Wie viele Deutsche haben Interesse an Hochkultur? Gehen regelmäßig ins Theater oder Klassikkonzert? Fünf Prozent? Zur Fussball-WM ist hier (Frankfurt am Main) immer ein bunt gemischtes Volk beim Public Viewing dabei. Das nenne ich Kultur!
Um den zauberhaften Abend beim Freiluftkonzert im Innenhof des Klosters Eberbach sind Sie zu beneiden. Der kulturelle Hochgenuss an diesem ganz besonderen Ort wird Ihnen sicher noch lange in Erinnerung bleiben. Auch ich bin stets beeindruckt vom genuinen Interesse insbesondere fernöstlicher Menschen an der Klassischen Musik des Westens. Dieses zeigt sich in den vielen hochtalentierten Studierenden, den hervorragenden Interpreten oder auch “nur” in einem faszinierten fernöstlichen Publikum. Ich bin sehr froh und dankbar, dass die Wertschätzung dieses Teils unserer Kultur (neben weiteren wie Literatur, Malerei, etc.) uns mit unzähligen Menschen in oder aus fernen Ländern und anderen Kulturkreisen auf wunderbare Weise verbindet.
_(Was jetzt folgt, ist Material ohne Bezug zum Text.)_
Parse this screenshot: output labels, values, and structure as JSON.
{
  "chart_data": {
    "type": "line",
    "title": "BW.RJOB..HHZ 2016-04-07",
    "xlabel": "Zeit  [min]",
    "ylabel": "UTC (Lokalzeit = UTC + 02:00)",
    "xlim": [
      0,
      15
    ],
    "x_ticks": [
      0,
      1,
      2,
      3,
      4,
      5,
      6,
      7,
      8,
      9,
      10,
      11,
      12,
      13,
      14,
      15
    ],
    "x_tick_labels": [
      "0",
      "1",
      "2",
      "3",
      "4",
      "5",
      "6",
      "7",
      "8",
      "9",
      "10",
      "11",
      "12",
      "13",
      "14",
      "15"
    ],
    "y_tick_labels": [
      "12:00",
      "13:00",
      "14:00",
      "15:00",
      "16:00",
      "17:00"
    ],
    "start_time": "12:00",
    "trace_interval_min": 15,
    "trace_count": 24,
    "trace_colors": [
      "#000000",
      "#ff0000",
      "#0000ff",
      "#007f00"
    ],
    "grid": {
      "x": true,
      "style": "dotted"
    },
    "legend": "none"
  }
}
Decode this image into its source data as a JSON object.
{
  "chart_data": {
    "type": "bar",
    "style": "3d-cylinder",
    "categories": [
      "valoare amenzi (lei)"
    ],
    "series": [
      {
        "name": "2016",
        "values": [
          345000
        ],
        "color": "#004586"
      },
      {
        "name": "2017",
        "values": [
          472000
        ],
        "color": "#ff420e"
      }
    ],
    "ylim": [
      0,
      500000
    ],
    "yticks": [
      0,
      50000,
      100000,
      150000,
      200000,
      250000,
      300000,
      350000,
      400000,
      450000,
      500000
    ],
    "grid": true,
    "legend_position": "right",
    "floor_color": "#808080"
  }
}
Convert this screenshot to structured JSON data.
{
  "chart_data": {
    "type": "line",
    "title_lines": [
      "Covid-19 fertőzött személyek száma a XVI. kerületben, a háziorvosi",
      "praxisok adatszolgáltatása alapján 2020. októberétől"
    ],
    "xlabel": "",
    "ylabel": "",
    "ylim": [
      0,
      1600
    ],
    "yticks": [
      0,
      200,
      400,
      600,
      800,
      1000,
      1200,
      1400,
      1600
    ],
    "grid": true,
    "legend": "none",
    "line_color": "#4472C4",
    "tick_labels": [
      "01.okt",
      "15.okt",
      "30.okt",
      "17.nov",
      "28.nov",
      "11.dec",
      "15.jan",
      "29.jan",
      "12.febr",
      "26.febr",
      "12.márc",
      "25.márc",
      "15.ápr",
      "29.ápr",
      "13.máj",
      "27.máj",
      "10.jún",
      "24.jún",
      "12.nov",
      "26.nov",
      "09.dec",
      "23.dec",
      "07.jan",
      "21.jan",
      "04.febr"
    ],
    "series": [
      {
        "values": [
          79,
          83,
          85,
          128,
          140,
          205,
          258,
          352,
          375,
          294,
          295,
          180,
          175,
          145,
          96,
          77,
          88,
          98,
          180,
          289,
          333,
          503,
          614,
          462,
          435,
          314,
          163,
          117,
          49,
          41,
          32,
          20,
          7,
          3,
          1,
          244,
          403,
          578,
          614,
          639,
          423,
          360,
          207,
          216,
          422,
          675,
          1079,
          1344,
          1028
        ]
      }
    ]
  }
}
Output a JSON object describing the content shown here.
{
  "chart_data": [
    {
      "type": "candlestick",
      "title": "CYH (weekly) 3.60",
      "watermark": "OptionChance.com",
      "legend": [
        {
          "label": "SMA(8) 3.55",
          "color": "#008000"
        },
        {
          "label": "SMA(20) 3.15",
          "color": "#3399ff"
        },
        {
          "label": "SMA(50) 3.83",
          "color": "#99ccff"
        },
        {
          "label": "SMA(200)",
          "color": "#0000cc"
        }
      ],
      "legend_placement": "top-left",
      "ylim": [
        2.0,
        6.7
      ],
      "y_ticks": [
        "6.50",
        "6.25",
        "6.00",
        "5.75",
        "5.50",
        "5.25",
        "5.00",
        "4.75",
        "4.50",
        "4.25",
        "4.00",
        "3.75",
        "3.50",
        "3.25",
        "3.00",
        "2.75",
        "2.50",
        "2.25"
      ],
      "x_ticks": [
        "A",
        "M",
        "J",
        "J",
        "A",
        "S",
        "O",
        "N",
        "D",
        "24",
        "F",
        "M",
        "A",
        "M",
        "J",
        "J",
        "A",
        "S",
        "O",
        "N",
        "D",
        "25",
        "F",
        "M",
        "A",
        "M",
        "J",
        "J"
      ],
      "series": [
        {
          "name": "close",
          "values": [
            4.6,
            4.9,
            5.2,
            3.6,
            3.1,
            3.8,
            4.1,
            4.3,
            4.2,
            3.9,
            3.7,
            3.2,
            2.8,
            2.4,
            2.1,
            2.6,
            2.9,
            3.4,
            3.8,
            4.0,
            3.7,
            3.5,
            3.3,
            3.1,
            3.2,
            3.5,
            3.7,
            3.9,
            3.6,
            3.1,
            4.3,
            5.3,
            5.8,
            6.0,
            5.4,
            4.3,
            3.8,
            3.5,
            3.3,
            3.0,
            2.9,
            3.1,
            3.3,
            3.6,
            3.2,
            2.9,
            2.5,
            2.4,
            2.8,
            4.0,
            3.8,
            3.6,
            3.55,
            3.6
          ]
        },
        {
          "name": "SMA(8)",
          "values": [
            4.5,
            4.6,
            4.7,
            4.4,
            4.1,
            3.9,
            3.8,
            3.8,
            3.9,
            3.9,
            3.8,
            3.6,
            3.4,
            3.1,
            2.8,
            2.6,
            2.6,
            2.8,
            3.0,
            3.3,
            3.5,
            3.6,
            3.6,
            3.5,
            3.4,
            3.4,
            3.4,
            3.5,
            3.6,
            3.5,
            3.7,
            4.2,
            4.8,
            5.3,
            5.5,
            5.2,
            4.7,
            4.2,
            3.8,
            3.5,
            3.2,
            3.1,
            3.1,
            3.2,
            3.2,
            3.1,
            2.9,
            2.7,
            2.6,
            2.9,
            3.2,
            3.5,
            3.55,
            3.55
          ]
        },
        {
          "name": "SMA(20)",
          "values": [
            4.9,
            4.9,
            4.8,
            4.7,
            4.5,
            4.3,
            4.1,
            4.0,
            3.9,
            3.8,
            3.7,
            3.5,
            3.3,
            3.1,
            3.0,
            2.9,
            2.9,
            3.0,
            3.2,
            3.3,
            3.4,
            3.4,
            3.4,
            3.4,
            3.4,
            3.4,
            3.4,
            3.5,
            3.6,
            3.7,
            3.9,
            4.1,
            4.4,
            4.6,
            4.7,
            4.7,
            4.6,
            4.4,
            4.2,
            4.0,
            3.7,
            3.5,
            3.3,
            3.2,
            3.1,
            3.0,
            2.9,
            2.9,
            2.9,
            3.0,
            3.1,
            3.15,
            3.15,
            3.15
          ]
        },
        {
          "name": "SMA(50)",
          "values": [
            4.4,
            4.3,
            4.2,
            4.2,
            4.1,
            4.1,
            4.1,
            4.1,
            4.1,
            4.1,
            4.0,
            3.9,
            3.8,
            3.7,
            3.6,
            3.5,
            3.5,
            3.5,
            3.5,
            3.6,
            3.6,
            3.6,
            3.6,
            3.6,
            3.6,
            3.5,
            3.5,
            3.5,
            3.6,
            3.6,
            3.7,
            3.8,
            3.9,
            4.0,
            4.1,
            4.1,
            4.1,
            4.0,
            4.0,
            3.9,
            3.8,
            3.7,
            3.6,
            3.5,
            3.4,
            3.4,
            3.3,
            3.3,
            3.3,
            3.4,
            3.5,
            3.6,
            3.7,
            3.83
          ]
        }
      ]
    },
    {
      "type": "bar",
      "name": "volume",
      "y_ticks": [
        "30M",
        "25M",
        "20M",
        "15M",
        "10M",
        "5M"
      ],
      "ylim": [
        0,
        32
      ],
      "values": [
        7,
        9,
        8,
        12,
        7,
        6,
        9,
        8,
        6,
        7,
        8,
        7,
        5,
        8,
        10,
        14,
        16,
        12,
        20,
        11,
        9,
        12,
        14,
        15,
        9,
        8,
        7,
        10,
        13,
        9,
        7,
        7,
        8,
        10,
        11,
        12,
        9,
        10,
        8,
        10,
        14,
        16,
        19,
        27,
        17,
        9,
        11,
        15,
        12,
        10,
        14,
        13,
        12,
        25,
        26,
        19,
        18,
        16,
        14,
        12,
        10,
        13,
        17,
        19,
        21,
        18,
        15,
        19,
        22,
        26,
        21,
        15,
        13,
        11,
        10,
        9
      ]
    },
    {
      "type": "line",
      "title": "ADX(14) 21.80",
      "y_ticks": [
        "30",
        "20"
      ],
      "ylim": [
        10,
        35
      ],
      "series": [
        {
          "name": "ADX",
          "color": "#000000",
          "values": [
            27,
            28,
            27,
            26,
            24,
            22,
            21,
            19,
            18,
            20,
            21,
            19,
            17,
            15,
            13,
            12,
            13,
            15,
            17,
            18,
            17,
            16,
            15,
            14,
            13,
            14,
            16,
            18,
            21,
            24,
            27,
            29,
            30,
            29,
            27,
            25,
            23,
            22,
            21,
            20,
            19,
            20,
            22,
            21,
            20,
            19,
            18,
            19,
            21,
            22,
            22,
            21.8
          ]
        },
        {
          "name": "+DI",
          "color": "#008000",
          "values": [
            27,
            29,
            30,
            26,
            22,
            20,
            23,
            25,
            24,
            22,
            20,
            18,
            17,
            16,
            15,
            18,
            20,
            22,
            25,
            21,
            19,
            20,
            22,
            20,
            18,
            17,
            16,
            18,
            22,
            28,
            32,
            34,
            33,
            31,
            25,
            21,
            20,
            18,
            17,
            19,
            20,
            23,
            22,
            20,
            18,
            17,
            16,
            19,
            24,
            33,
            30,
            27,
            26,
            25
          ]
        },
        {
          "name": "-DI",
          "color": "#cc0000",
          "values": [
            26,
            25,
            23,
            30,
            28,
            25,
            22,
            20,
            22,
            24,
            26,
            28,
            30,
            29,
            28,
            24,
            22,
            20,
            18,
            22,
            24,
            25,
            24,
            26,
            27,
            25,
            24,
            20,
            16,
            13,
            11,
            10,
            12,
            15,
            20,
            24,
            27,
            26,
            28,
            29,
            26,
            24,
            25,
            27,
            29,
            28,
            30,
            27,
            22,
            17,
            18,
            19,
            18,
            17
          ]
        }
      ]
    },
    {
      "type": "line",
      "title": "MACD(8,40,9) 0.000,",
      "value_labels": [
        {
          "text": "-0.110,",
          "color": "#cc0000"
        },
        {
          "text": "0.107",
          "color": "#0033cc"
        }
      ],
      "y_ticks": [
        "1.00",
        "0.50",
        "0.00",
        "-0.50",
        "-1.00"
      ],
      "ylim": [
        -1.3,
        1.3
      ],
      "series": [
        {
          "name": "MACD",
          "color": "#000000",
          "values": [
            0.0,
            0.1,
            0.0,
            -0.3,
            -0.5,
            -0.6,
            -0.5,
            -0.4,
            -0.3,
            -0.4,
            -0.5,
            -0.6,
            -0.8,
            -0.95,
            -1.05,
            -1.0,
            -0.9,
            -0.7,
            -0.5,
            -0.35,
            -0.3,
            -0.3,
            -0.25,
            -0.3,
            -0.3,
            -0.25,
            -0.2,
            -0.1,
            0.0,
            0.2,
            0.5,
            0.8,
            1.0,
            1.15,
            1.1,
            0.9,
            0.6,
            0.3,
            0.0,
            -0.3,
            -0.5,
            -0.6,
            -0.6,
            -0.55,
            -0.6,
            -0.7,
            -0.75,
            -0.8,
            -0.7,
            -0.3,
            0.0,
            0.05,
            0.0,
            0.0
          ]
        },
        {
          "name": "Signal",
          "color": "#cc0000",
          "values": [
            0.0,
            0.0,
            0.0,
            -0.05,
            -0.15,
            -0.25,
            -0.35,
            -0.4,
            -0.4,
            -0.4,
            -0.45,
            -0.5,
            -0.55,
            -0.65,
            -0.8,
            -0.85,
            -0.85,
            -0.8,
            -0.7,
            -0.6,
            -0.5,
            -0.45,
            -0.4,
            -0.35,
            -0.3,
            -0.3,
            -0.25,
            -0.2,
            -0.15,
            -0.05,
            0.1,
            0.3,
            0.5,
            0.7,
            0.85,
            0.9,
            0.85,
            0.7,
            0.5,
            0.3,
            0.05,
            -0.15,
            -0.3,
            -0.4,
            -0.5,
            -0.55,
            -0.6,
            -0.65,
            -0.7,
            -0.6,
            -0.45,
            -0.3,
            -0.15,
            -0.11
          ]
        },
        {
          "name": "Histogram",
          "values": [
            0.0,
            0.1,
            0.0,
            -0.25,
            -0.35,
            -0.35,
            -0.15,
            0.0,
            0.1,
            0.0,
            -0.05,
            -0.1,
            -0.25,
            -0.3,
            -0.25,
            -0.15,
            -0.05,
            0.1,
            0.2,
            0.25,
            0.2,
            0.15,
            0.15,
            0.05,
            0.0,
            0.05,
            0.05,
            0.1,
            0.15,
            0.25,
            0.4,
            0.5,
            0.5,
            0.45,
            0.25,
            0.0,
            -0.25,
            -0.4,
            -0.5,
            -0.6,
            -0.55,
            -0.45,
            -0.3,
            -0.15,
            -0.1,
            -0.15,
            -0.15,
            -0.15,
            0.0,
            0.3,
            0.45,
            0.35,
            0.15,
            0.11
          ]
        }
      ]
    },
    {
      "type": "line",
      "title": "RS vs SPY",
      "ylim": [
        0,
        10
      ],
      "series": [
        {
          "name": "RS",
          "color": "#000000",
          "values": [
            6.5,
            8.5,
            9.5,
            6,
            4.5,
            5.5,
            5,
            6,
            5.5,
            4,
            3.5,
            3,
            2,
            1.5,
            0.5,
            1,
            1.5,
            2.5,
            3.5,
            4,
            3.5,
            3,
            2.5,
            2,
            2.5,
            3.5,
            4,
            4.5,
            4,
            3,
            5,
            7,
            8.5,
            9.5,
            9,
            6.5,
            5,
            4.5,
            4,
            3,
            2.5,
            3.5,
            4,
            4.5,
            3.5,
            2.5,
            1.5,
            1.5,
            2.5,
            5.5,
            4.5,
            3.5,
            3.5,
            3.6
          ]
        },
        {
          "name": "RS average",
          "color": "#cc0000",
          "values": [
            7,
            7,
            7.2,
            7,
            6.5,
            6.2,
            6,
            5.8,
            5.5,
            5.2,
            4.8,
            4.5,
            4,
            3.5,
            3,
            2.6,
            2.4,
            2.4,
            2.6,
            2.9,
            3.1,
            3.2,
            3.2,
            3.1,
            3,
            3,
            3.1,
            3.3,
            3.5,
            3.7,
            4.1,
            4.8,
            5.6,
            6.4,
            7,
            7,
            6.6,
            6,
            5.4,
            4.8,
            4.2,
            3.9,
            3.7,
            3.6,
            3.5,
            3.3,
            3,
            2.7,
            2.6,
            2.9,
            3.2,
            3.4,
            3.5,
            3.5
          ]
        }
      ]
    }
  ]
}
Und dies angesichts der Tatsache, dass wir hierzulande so sehr viel weniger geneigt sind, uns mit den vielfältigen Kunstformen, welche die einzelnen fernöstlichen Kulturen ihrerseits bieten, auch nur ansatzweise zu beschäftigen. In diesem Falle kann man also von einer bedauerlichen “Einbahnstraße” sprechen, wie mir scheint. Womit ist dies eigentlich zu rechtfertigen? Was das Interesse an “klassischen” westlichen Kulturgütern angeht, befürchte auch ich, dass bei den meisten Leuten, die sich aus anderen Teilen der Welt zu uns gesellen, vermutlich nicht einmal auf längere Sicht besonders viel zu erwarten sein dürfte. Am besten, wir lassen uns überraschen. Die Aufgabe der Hoffnung könnten wir doch einfach mal auf später verschieben.
Vielleicht klappt es mit den neu Zugereisten nicht, weil sie die Entwicklung von der Barbarei zur Dekadenz ohne Umweg über die Kultur sind.
Was, wenn die Zugewanderten unter Kultur etwas völlig anderes verstehen als wir es tun? Vielleicht ist ihnen die Bedeutung des Wortes Kultur auch nicht bekannt oder sie ist ihnen einfach fremd. Unser Kulturbegriff könnte ihnen fremd sein. Stolz und Tradition in Bezug auf Errungenschaften, mit denen man sich identifiziert. Errungenschaften etwa künstlerischer Art. Wenn wir uns doch selber so wenig dafür begeistern, können wir dieses ernsthaft von ihnen erwarten? Es fehlt nicht nur an Bildung, sondern vor allem an Interesse. Schön, dass die Achse so schöne Dinge wie das kleine Klavierkonzert von heute morgen anbietet.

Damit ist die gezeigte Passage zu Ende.